Each consists of user-provided reviews and ratings for a variety of products.

Currently we import the ratings-only data from the Books segment of the 2014 data set, and the books reviews from the 2018 data set.

Important

If you use this data, cite the paper(s) documented on the data set web site.

For 2014 data, the citations are:

R. He and J. McAuley. 2016. Ups and downs: Modeling the visual evolution of fashion trends with one-class collaborative filtering. In Proc. WWW 2016. DOI:10.1145/2872427.2883037.

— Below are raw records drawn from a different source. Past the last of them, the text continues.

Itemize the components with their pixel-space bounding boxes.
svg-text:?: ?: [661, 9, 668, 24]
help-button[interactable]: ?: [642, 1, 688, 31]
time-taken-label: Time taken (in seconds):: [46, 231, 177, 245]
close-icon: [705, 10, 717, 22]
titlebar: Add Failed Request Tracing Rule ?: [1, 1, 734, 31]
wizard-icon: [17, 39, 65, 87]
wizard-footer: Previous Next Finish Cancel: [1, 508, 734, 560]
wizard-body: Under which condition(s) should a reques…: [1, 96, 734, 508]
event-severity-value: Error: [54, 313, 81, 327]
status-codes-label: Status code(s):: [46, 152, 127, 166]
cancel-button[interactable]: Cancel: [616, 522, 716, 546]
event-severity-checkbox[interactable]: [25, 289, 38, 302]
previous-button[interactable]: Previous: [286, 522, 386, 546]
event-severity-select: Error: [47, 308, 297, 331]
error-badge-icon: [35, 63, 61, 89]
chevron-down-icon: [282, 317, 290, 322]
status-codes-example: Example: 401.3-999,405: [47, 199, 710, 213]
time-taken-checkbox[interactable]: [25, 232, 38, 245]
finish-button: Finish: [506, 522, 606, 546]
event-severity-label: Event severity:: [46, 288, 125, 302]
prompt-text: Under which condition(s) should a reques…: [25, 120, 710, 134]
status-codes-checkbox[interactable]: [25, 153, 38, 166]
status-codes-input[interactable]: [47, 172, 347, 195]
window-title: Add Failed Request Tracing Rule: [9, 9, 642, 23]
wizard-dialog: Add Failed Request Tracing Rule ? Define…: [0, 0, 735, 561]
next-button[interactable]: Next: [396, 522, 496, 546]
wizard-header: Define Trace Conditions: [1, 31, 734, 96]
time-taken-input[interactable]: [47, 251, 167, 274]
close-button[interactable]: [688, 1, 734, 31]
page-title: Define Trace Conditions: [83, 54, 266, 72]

J. McAuley, C. Targett, J. Shi, and A. van den Hengel. Image-based recommendations on styles and substitutes. In Proc. SIGIR 2016. DOI:10.1145/2766462.2767755.

For 2018 data:

J. Ni, J. Li, and J. McAuley. Justifying recommendations using distantly-labeled reviews and fined-grained aspects. In Empirical Methods in Natural Language Processing (EMNLP), 2019.

Imported data lives in the az2014 and az2018 directories. The source files are not automatically downloaded — you will need to download the ratings-only data for the Books category from each data site and save them in the data/az2014 and data/az2018 directories.

Configuration

config.yaml allows you to specify whether the review data is used:

az2014:
  enabled: true

az2018:
  enabled: true
  source: reviews

Import Steps

The import is controlled by the following DVC steps:

scan-ratings
Scan the rating CSV file into a Parquet file, converting user strings into numeric IDs. Produces az2014/ratings.parquet.
cluster-ratings
Link ratings with book clusters and aggregate by cluster, to produce user ratings for book clsuters. Produces az2014/az-cluster-ratings.parquet.

Raw Data

az2014/ratings.parquet

The raw rating data, with user strings converted to numeric IDs, is in this file.

File details
Schema for az2014/ratings.parquet.
Field
Type
user
Int32
asin
Utf8
rating
Float32
timestamp
Int64
az2018/ratings.parquet

The raw rating data, with user strings converted to numeric IDs, is in this file.

File details
Schema for az2018/ratings.parquet.
Field
Type
user
Int32
asin
Utf8
rating
Float32
timestamp
Int64

Extracted Rating Tables

az2014/az-cluster-ratings.parquet

This file contains the integrated Amazon ratings, with cluster IDs in the item column.

File details
Schema for az2014/az-cluster-ratings.parquet.
Field
Type
user
Int32
item
Int32
rating
Float32
last_rating
Float32
first_time
Int64
last_time
Int64
nratings
UInt32
az2018/az-cluster-ratings.parquet

This file contains the integrated Amazon ratings, with cluster IDs in the item column.

File details
Schema for az2018/az-cluster-ratings.parquet.
Field
Type
user
Int32
item
Int32
rating
Float32
last_rating
Float32
first_time
Int64
last_time
Int64
nratings
UInt32